Bexar County to launch 'cite and release' program for non-violent offenders

Bexar County to launch 'cite and release' program for non-violent offenders (SBG San Antonio)

SAN ANTONIO - Bexar County leaders announced a new pilot program to 'cite and release' non-violent offenders to keep the Bexar County Jail from becoming too crowded and with the intent to save taxpayer money.

According to Bexar County District Attorney Nico LaHood said certain offenses will qualify for the program, including some marijuana offenses. Arrests involving synthetic marijuana charges will not be part of the new program.

"These offenses really shouldn't be stuck in our jail, we have been trying to do our best with the county judge and sheriff to clear out our jails, so they shouldn't be stuck in our jails. This is about not overcrowding our system and then giving the opportunity to low level, nonviolent offenders,” said District Attorney Nico LaHood.

District Attorney Nico LaHood says he has been discussing a cite and release program with Bexar County Sheriff Javier Salazar and San Antonio Police Chief William McManus for more than a year. The concept is, if a police officer pulls you over for committing a misdemeanor crime, they have a right to give you a ticket and let you go. They will not arrest you and you will not immediately be charged.

"They are going to still follow their SOP, standard operating procedure, they will probably do some sort of frisk and if they believe they have probable cause to arrest, they can still do a search,” said LaHood.

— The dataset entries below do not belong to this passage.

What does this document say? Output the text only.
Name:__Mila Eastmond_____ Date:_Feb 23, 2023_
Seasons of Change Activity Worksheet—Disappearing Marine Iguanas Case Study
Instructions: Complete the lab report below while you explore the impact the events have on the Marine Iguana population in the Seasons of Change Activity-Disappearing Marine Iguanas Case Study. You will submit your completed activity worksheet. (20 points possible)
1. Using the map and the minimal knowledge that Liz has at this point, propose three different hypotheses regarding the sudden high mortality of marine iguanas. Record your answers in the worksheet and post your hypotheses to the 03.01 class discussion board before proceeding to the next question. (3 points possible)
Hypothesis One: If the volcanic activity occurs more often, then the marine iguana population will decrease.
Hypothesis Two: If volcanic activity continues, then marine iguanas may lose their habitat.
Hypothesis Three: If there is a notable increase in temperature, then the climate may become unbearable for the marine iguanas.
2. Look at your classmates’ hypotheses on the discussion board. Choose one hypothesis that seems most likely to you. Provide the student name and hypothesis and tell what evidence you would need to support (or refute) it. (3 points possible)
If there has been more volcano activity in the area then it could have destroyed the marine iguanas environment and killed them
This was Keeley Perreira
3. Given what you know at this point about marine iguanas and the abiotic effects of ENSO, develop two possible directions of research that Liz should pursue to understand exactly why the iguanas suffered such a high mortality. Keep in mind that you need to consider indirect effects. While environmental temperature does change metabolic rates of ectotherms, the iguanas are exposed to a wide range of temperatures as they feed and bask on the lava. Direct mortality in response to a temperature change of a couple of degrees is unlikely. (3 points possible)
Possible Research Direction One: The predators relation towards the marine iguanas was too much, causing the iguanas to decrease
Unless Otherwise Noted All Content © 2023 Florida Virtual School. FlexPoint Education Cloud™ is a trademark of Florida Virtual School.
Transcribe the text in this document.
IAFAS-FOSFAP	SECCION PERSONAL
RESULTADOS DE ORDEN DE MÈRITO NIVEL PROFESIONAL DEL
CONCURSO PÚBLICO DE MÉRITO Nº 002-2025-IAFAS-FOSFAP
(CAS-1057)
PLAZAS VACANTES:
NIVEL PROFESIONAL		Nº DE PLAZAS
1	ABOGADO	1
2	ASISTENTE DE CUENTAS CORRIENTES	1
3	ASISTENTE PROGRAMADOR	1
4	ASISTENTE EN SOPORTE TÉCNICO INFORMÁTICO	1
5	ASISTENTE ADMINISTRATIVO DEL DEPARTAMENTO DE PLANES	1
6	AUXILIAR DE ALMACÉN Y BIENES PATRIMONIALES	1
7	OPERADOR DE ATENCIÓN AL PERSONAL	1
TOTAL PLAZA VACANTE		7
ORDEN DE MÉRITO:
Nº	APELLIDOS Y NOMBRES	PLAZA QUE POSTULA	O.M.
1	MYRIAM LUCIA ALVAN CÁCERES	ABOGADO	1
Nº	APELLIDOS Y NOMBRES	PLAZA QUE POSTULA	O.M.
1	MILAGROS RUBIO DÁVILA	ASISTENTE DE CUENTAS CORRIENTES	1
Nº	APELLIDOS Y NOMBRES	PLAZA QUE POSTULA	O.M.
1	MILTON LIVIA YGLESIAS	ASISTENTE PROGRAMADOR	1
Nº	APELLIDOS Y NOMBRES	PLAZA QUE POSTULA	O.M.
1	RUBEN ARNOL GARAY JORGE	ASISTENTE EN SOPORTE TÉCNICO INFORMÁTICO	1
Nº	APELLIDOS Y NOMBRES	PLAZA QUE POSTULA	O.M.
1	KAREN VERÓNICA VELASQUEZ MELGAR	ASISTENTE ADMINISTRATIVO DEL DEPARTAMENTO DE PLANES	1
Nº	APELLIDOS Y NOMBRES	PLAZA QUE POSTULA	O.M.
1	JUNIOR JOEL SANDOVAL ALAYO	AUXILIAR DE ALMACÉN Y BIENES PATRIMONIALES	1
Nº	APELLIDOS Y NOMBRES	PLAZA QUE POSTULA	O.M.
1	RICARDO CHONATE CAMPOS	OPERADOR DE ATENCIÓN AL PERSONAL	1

The ticket you get would have a date you must appear at the Bexar County courthouse. There you would be placed into a program and class. If you successfully complete that within the time designated, you would never have a charge on your record.

"The Bexar County jail is for people that as a society we are afraid of, not for people that we are just mad at and to be honest that is what the system has become, we are locking people up who we are simply mad at,” said Sheriff Javier Salazar.

These are the crimes DA LaHood says would be a part of the program:

Class A & B possession of marijuana

Class B criminal mischief

Class B theft

Class B theft of service

Class B driving while license invalid

Bexar County Judge Nelson Wolff said the Bexar County Jail should be reserved for people he described as a 'threat' to the community, not non-violent offenders.

Other criminal offenses expected to be part of the pilot program include: criminal mischief, theft, theft of service and driving while license invalid.

Back in July, jail overcrowding forced the county to move nearly 100 inmates to the Karnes County Jail at a cost of thousands of dollars each day.

At the time, the jail was 97% full and the county was paying millions in overtime to staff the facility.

LaHood said the program would last for as long as it's working.